FANİ: (Hayretle) Sen benim duyularım mısın?

TANRI: Tam olarak değil; bundan daha fazlasıyım. Ama böylesi, gerçeğe, duyularla algılanabilir bir şey olduğumu söylemekten daha yakın. Ben bir nesne değilim; tıpkı senin gibi bir 'özne'yim ve bir özne algılayabilir ama algılanamaz. Kendi düşüncelerini ne kadar görebilirsen, beni de o kadar görebilirsin. Bir elmayı görebilirsin, ama senin elmayı görüşün görülemez. Ve işte ben de, bir elmadan çok, o elmayı görmeye benzerim.

FANİ: Eğer seni göremezsem, nasıl olur da varolduğunu bilebilirim?

TANRI: İyi soru. Peki, varolduğumu nereden biliyorsun?

FANİ: Şey, çünkü seninle konuşuyorum, öyle değil mi?

TANRI: Benimle konuştuğunu nereden biliyorsun? Bir psikiyatriste "Dün Tanrı ile konuştum" dediğini düşün, sana ne diyeceğini sanıyorsun?

FANİ: Bu psikiyatristine bağlı olabilir. Çoğu sanırım benim kendimle konuştuğumu söyleyecektir.

TANRI: Ve böylece doğruyu söylemiş olacaklar.

FANİ: Ne? Yani varolmadığını mı söylüyorsun?
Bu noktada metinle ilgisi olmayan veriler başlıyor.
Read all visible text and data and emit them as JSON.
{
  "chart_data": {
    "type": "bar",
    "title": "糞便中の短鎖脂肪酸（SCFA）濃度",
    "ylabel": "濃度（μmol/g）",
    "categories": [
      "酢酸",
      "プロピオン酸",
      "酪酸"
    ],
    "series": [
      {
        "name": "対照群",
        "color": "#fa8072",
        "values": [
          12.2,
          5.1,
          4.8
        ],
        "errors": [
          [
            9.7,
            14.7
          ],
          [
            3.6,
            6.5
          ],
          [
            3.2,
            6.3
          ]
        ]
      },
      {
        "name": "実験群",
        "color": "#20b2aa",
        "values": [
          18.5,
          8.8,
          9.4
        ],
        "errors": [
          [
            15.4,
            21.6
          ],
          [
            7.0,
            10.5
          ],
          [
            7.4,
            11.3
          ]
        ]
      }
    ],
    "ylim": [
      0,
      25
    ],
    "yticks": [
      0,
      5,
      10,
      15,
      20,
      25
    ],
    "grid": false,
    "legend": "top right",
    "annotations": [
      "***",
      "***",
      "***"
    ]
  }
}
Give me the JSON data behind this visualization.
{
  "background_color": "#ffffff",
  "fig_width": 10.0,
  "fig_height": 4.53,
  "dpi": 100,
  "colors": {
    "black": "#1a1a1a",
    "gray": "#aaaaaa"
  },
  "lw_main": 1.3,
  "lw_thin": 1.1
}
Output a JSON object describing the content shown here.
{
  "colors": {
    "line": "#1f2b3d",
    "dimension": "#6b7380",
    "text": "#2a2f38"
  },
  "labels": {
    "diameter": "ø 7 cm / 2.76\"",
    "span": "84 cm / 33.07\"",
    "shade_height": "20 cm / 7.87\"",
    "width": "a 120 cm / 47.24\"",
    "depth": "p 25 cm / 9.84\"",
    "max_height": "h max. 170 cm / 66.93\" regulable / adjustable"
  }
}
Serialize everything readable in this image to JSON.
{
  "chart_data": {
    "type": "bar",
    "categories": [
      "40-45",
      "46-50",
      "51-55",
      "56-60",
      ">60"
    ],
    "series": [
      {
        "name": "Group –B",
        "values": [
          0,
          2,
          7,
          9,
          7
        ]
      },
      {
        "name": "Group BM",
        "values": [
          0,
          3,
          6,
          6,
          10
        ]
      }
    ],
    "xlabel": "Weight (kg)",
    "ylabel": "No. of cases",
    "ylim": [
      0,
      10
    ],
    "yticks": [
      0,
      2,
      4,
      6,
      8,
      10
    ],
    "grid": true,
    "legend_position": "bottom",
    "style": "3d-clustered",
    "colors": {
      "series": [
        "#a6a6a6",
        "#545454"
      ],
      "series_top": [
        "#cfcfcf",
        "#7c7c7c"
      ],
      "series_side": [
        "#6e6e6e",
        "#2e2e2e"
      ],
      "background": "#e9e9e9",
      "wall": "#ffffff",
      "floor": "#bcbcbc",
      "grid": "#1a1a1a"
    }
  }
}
TANRI: Hatalı sonuçlar çıkarma konusunda inanılmaz bir yeteneğin var! Yalnızca kendinle konuştuğun için benim varolmadığım sonucuna varıyorsun öyle mi?

FANİ: Şey, eğer seninle konuştuğumu düşünüyorsam, ama gerçekte kendimle konuşuyorsam, o zaman sen nasıl varolabilirsin?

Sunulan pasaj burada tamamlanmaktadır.